ROANOKE TIMES Copyright (c) 1997, Roanoke Times DATE: Wednesday, January 29, 1997 TAG: 9701290020 SECTION: CURRENT PAGE: NRV-1 EDITION: NEW RIVER VALLEY DATELINE: CHRISTIANSBURG SOURCE: ALLISON BLAKE STAFF WRITER
Boosting faculty salaries and student financial aid headline the $200 million request to legislators from a coalition of state universities, but Virginia Tech and Radford University still hope the state can come up with a few bucks for projects of their own.
A few million dollars, as a matter of fact, which will compete for the state's $250 million surplus. In addition to their individual programs, both schools are hoping faculty salaries raises will go up from the 2 percent already budgeted this year to 6 percent.
Tech is asking the General Assembly for $5.2 million to make up for the 1,005 Virginia students it has been subsidizing for the past few years - ever since higher education suffered deep budget cuts in the early 1990s. While tuition has made up $3,500 of the $8,900 average it costs Tech to educate each student each year, the university itself has had to cover that cost by cutting other expenses, said spokesman Larry Hincker.

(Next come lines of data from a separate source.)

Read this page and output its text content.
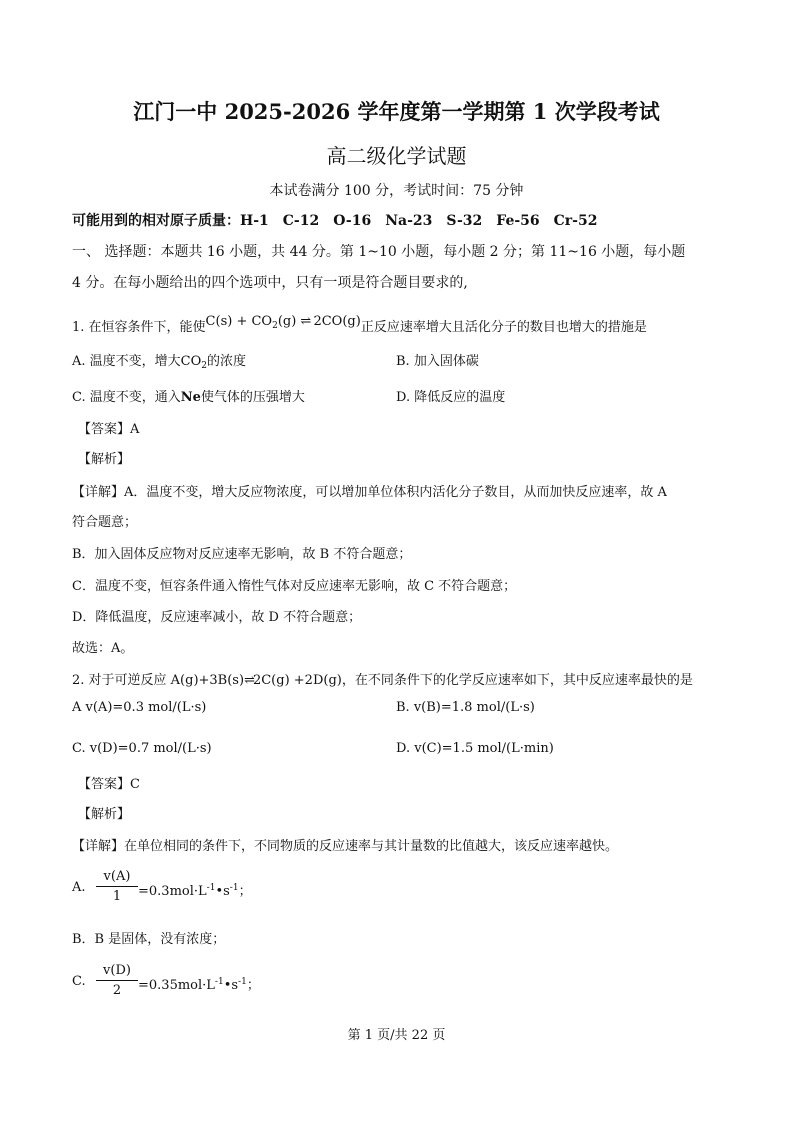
江门一中 2025-2026 学年度第一学期第 1 次学段考试
高二级化学试题
本试卷满分 100 分，考试时间：75 分钟
可能用到的相对原子质量：H-1　C-12　O-16　Na-23　S-32　Fe-56　Cr-52
一、 选择题：本题共 16 小题，共 44 分。第 1~10 小题，每小题 2 分；第 11~16 小题，每小题
4 分。在每小题给出的四个选项中，只有一项是符合题目要求的,
1. 在恒容条件下，能使$C(s) + CO_2(g)$ ⇌ 2CO(g)正反应速率增大且活化分子的数目也增大的措施是
A. 温度不变，增大$CO_2$的浓度	B. 加入固体碳
C. 温度不变，通入Ne使气体的压强增大	D. 降低反应的温度
【答案】A
【解析】
【详解】A．温度不变，增大反应物浓度，可以增加单位体积内活化分子数目，从而加快反应速率，故 A
符合题意；
B．加入固体反应物对反应速率无影响，故 B 不符合题意；
C．温度不变，恒容条件通入惰性气体对反应速率无影响，故 C 不符合题意；
D．降低温度，反应速率减小，故 D 不符合题意；
故选：A。
2. 对于可逆反应 A(g)+3B(s)⇌2C(g) +2D(g)，在不同条件下的化学反应速率如下，其中反应速率最快的是
A v(A)=0.3 mol/(L·s)	B. v(B)=1.8 mol/(L·s)
C. v(D)=0.7 mol/(L·s)	D. v(C)=1.5 mol/(L·min)
【答案】C
【解析】
【详解】在单位相同的条件下，不同物质的反应速率与其计量数的比值越大，该反应速率越快。
A. $\frac{v(A)}{1}$ $=0.3mol\cdot L^{-1}•s^{-1}$；
B．B 是固体，没有浓度；
C. $\frac{v(D)}{2}$ $=0.35mol\cdot L^{-1}•s^{-1}$；
第 1 页/共 22 页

Last year, the legislature "acknowledged this is a problem" with a $200,000 appropriation, but that's not enough, said Minnis Ridenour, Tech's executive vice president.
Also high on Tech's wish list is $5 million more for its Advanced Communications and Information Technology Building, in addition to $10 million the General Assembly gave the project last year.
This is the building proposed at the intersection of The Mall and the Drillfield. It will connect to Newman Library via a stone skybridge over The Mall that will double as a reading room.
The university had expected to raise $5 million in federal funds and $10 million from private donors to make up the balance of the $25 million building, Ridenour said. But Tech officials discovered that the federal government is more interested in spending money on equipment - not buildings - so now they've proposed something of a swap.
The federal money now would be raised for equipment instead of building. And then "we won't need state support for equipment," Ridenour said, except for routine maintenance.
New to Tech's list of amendments is $1.4 million to launch the "Mathematics Emporium." It's a new initiative that would promote advanced, and new, teaching and learning techniques in a lab open 24 hours a day - and staffed the entire time. Technology would be a key part of the center.
Radford University's Business Assistance Center, meantime, offers programs that do everything from show entrepreneurs how to write a business plan, to introduce them to bankers who can help them get loans. Last year, $300,000 of its budget was drawn directly from university operating coffers, and director Jerry M. Kopf said the plan now is to get the state to pick up the tab.
Its $400,000 request includes $294,000 for the center's seven employees and the balance for rent, computers, phone lines or travel, he said. The travel, Kopf pointed out, is primarily for staff to visit businesses for training and development.
Radford continues its efforts to offer educational programs through other schools in the region. Among its requests:
* $85,000 to offer graduate programs in counselor education and social work, and possibly other programs, at the Southwest Virginia Higher Education Center in Abingdon.
* $137,000 to pay for new courses at Virginia Western Community College in Roanoke. Last year, the General Assembly approved $250,000 out of a $1.16 million request. Currently, more than 300 Roanoke area students have taken courses in the program, which allows VWCC graduates to enter Radford in their junior year.
Tech also is coming up with programs that work with other schools. Among its other requests:
* $54,100 to pay for a new worker who would help set up a Culinary Arts Professional Training Program between Tech and Virginia Western. The Hotel Roanoke may become the program's lab, Ridenour said.
* $950,000 for graduate programs taught at Tech's Northern Virginia Graduate Center, which it shares with the University of Virginia.
The two legislative money committees have until midnight Sunday to come up with their budgets.